Stałym tematem jego przywództwa była groźba secesji regionu, w którym większość stanowią Serbowie.
Dodik i jego rząd konsekwentnie starają się osłabić bośniackie instytucje narodowe, wprowadzając szereg ustaw mających na celu odłączenie Republiki Serbskiej od sił zbrojnych, sądownictwa i systemu podatkowego.
Tego typu działania skłoniły ostatecznie wysokiego przedstawiciela do podjęcia działań i unieważnienia ustawodawstwa secesyjnego.
Christian Schmidt ostrzegał, że wznowienie konfliktu jest możliwe, lecz podkreślił, że „nie będzie siedział bezczynnie, podczas gdy inni będą próbowali zniszczyć [dziesiątki lat] pokoju, stabilizacji i postępu”.
Dodik najwyraźniej uznał to za wyzwanie. Zatwierdził ustawę, która stanowiła, że Republika Serbska nie będzie już uznawać orzeczeń Schmidta. Wysoki przedstawiciel już unieważnił ustawę – i uznał za przestępstwo sprzeciwianie się jego decyzjom.
Doprowadziło to do oskarżenia bośniacko-serbskiego przywódcy – prokuratorzy domagali się maksymalnie pięciu lat więzienia i 10-letniego zakazu piastowania wybieralnych stanowisk. Dodik ostrzegł, że podejmie „radykalne środki”, jeśli zostanie uznany za winnego.
Jego skazanie nie wywołało jak dotąd żadnych fajerwerków. W tym momencie Dodik upiera się, że nie będzie się odwoływał. Zamiast tego rząd Republiki Serbskiej po raz kolejny proponuje ustawodawstwo o wycofaniu się z instytucji krajowych – w tym z sądu, który wydał wyrok skazujący.
Ale Dodik ma problemy poza granicami Bośni. USA i Wielka Brytania nałożyły na niego i jego rodzinę sankcje za korupcję - zagrażającą jedności Bośni i Hercegowiny - i powiązania z Rosją.
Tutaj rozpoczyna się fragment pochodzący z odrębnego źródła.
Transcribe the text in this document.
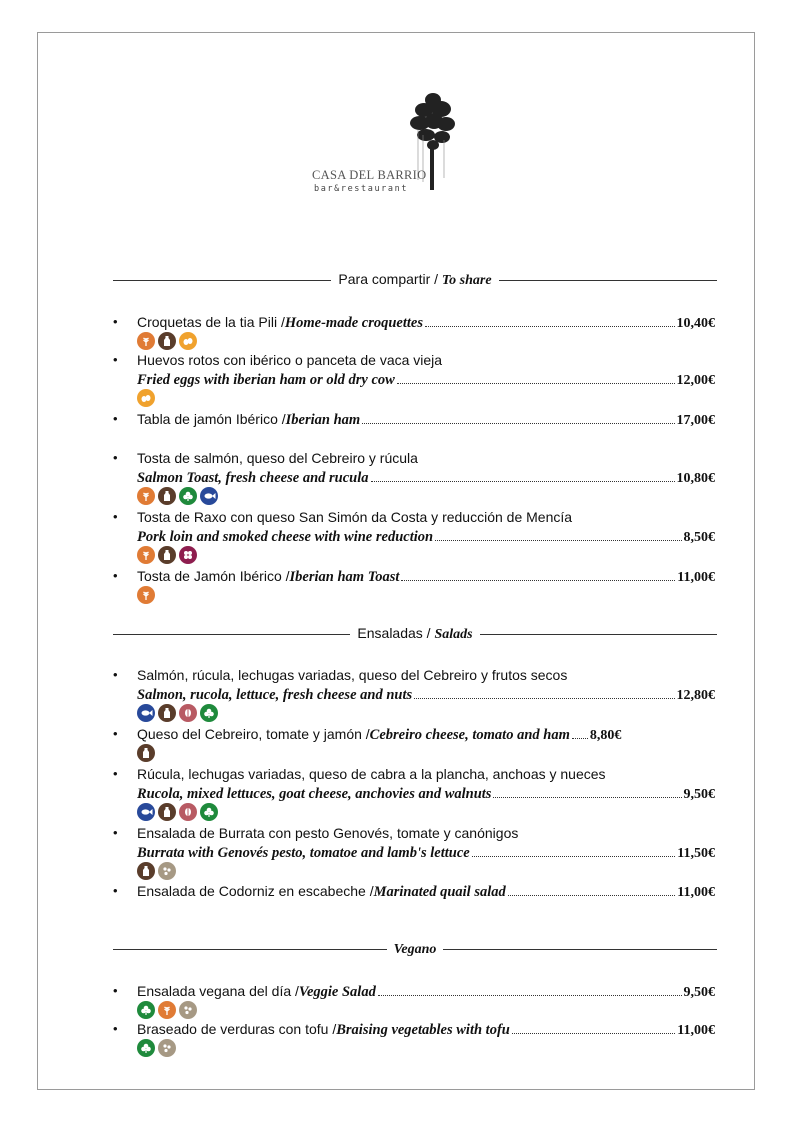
CASA DEL BARRIO
bar&restaurant
Para compartir / To share
• Croquetas de la tia Pili / Home-made croquettes	10,40€
• Huevos rotos con ibérico o panceta de vaca vieja
Fried eggs with iberian ham or old dry cow	12,00€
• Tabla de jamón Ibérico / Iberian ham	17,00€
• Tosta de salmón, queso del Cebreiro y rúcula
Salmon Toast, fresh cheese and rucula	10,80€
• Tosta de Raxo con queso San Simón da Costa y reducción de Mencía
Pork loin and smoked cheese with wine reduction	8,50€
• Tosta de Jamón Ibérico / Iberian ham Toast	11,00€
Ensaladas / Salads
• Salmón, rúcula, lechugas variadas, queso del Cebreiro y frutos secos
Salmon, rucola, lettuce, fresh cheese and nuts	12,80€
• Queso del Cebreiro, tomate y jamón / Cebreiro cheese, tomato and ham 8,80€
• Rúcula, lechugas variadas, queso de cabra a la plancha, anchoas y nueces
Rucola, mixed lettuces, goat cheese, anchovies and walnuts	9,50€
• Ensalada de Burrata con pesto Genovés, tomate y canónigos
Burrata with Genovés pesto, tomatoe and lamb's lettuce	11,50€
• Ensalada de Codorniz en escabeche / Marinated quail salad	11,00€
Vegano
• Ensalada vegana del día / Veggie Salad	9,50€
• Braseado de verduras con tofu / Braising vegetables with tofu	11,00€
Toby Vogel uważa, że jest to większe zagrożenie dla przywódcy bośniacko-serbskiego niż wyrok skazujący.
„Konflikt z wysokim przedstawicielem będzie się zaostrzał” – mówi. „Ale Dodik może mieć już dość drogi”.
„Kończy mu się gotówka, żeby zapłacić swojej rozdętej administracji… i nie może już zbierać pieniędzy na rynkach międzynarodowych. Więc jest w naprawdę poważnych tarapatach”.
Nic z tego nie będzie wielkim pocieszeniem dla cierpiących od dawna mieszkańców Bośni i Hercegowiny. Nadal znoszą niekończące się oczekiwanie na dobrobyt obiecany przez etno-nacjonalistów, takich jak Dodik. Ta najnowsza batalia sądowa pokazuje, jak odległa pozostaje ta perspektywa.